Dire agli altri ciò che è necessario che facciano, ma poi fare in prima persona ciò che si può e si deve fare. Mi colpisce che nelle disposizioni non ci siano norme rigorose sulla chiusura degli uffici pubblici non essenziali. Regioni, province, grandi comuni hanno enormi margini per fare stare a casa i propri dipendenti, senza sensibili sofferenze per i cittadini, né conseguenze sociali perché gli stipendi correrebbero lo stesso Si potrebbero chiudere gli uffici che non erogano servizi essenziali, prorogare eventualmente scadenze, usare ampiamente il lavoro da casa (senza semplificazioni superficiali…), usare lo strumento delle ferie obbligatorie. Non mi sembra che vi sia una programmazione nel settore pubblico che riduca al minimo necessario l’impiego di personale. Biblioteche e musei chiusi, con personale che deve ancora recarsi al lavoro, servizi comunali e regionali che non hanno più l’afflusso normale ma che vedono la forza lavoro ancora intatta, ecc. Qui c’è molto da fare.
C’è da chiedersi quale sarà la conseguenza di questo stress, che è insieme economico, psichico, sociale. Difficile fare previsioni. Siccome bisogna essere ottimisti potremmo pensare che ci saranno anche le conseguenze positive, accanto alle pesantissime conseguenze economiche, specie per alcuni settori a partire dal turismo.
Ad esempio le aziende rifletteranno con più attenzione sul valore di una diversa organizzazione del lavoro che sfrutti pienamente le opportunità offerte dalle tecnologie.
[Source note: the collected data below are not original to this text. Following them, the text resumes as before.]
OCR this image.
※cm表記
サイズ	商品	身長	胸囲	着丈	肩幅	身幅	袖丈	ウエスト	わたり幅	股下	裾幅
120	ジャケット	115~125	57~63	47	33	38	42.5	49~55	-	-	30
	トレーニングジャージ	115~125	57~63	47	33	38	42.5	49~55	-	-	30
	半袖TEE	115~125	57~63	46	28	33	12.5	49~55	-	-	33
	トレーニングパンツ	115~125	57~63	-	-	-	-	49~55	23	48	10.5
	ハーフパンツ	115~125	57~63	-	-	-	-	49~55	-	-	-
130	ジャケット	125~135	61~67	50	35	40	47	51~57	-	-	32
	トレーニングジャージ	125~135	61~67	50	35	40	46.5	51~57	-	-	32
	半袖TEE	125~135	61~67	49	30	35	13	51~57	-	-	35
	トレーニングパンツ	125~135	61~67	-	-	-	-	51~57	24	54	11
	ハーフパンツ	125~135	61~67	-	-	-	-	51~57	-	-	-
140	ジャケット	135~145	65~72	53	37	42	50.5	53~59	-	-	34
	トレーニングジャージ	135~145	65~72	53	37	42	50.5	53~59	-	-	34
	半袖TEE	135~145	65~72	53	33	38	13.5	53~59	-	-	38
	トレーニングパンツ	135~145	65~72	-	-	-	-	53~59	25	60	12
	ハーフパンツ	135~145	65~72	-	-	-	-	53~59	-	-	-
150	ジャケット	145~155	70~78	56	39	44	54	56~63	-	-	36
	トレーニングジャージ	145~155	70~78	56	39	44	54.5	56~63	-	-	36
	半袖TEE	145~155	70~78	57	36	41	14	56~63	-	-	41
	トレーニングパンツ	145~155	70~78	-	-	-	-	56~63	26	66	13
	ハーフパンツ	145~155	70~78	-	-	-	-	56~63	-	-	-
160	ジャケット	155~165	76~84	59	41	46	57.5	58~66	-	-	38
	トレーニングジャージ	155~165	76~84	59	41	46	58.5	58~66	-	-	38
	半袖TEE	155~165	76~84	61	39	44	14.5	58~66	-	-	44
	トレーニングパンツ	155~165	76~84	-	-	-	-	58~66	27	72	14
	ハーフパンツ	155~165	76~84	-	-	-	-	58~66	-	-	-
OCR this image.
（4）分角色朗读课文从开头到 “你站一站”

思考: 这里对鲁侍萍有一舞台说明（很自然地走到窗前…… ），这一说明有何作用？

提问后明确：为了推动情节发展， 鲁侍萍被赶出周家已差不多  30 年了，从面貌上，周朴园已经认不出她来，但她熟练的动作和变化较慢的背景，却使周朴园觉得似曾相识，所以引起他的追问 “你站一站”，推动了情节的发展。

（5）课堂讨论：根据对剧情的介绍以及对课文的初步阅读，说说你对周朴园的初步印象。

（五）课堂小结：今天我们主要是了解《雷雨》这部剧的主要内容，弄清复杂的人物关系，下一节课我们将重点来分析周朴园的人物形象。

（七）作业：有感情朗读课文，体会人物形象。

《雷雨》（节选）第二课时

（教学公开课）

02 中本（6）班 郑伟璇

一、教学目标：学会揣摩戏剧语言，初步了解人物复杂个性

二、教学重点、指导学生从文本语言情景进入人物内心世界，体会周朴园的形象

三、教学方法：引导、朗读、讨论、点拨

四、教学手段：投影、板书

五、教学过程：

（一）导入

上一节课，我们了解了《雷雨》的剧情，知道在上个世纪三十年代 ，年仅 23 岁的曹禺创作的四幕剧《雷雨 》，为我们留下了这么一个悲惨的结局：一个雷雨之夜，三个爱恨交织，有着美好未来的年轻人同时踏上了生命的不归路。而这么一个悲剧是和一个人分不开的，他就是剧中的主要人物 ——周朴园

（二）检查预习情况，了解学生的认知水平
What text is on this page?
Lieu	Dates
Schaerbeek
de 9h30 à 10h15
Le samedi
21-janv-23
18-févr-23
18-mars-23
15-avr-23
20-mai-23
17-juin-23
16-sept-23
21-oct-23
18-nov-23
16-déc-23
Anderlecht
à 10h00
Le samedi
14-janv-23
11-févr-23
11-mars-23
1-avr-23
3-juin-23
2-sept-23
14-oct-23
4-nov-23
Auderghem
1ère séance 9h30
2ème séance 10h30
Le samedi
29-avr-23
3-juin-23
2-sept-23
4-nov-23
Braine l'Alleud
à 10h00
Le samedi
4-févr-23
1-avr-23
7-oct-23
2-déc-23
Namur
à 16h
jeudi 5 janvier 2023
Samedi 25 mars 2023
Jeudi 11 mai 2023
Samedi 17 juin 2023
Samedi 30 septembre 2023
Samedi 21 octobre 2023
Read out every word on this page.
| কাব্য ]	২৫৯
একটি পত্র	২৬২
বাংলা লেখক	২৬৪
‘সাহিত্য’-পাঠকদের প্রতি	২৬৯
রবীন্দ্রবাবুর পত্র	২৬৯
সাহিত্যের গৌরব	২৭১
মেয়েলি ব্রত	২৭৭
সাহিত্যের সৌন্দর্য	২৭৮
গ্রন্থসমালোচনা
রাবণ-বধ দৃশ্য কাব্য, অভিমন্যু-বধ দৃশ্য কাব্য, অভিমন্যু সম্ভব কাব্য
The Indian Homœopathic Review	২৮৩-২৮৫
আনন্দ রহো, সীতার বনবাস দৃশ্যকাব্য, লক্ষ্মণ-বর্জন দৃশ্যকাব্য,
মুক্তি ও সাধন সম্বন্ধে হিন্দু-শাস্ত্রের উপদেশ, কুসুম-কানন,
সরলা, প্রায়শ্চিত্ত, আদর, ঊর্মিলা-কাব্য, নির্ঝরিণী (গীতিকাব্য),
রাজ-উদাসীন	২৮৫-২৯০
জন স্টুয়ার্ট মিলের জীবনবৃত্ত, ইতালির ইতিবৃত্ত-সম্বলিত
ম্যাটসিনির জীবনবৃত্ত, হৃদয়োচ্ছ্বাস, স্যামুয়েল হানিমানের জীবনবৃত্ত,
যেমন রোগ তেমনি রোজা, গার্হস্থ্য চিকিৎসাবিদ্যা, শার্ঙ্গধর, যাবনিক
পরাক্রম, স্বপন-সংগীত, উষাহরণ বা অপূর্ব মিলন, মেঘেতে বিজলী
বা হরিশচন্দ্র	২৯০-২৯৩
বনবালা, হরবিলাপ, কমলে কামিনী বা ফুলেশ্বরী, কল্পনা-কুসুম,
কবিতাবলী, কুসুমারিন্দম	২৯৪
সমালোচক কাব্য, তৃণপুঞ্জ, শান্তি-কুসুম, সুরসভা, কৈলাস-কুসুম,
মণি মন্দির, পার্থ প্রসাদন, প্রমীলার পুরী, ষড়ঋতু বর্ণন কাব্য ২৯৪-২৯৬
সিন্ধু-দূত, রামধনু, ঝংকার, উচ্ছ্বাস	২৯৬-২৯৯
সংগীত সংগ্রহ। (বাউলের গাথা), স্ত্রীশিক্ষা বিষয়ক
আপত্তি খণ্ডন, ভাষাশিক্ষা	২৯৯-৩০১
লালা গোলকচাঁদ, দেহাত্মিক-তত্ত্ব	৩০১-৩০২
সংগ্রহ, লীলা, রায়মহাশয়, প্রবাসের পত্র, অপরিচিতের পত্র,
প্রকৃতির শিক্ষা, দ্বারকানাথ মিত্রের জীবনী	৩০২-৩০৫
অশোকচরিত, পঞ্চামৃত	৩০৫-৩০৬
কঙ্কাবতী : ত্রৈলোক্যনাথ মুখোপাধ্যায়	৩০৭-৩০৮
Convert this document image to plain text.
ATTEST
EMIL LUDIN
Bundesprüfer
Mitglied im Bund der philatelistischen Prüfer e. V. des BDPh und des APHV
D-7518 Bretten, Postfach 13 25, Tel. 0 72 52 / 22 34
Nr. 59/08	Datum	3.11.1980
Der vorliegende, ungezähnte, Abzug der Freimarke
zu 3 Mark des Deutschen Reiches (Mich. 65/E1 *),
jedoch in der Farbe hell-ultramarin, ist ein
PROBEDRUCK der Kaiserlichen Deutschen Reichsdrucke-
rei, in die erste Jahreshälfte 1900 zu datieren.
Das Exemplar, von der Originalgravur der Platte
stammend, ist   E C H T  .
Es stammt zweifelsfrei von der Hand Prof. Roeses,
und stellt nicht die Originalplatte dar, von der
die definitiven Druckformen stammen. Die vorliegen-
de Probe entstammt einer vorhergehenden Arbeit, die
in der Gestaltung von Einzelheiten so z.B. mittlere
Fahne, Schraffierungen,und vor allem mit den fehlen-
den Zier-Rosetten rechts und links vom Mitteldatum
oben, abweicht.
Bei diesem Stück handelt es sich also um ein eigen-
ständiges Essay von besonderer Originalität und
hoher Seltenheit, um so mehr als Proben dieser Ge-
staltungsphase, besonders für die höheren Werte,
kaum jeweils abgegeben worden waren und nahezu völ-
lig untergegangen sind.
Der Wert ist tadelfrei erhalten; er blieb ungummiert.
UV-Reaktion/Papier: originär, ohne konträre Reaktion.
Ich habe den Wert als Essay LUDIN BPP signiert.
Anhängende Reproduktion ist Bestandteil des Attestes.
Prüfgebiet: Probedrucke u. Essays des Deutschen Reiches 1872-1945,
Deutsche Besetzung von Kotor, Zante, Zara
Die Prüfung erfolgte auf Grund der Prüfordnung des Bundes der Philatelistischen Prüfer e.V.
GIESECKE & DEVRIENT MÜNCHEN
Nel discorso pubblico forse tornerà l’apprezzamento della competenza come virtù necessaria della politica. Forse finirà l’innamoramento per uno vale uno, il popolo contro l’élite, ecc. Ci si renderà conto che nell’arena della politica non servono improvvisati attori ma un severo esercizio di competenze e di solide e lungimiranti leadership. Del resto un vecchio marpione della prima repubblica, come Giancarlo Pajetta, affilato polemista del Partito Comunista, una volta disse: “ciò che rende diverso un politico da un cretino è che il cretino crede alla propria propaganda” E se lo diceva lui…E questo vale anche per i retori del chiudiamo tutto.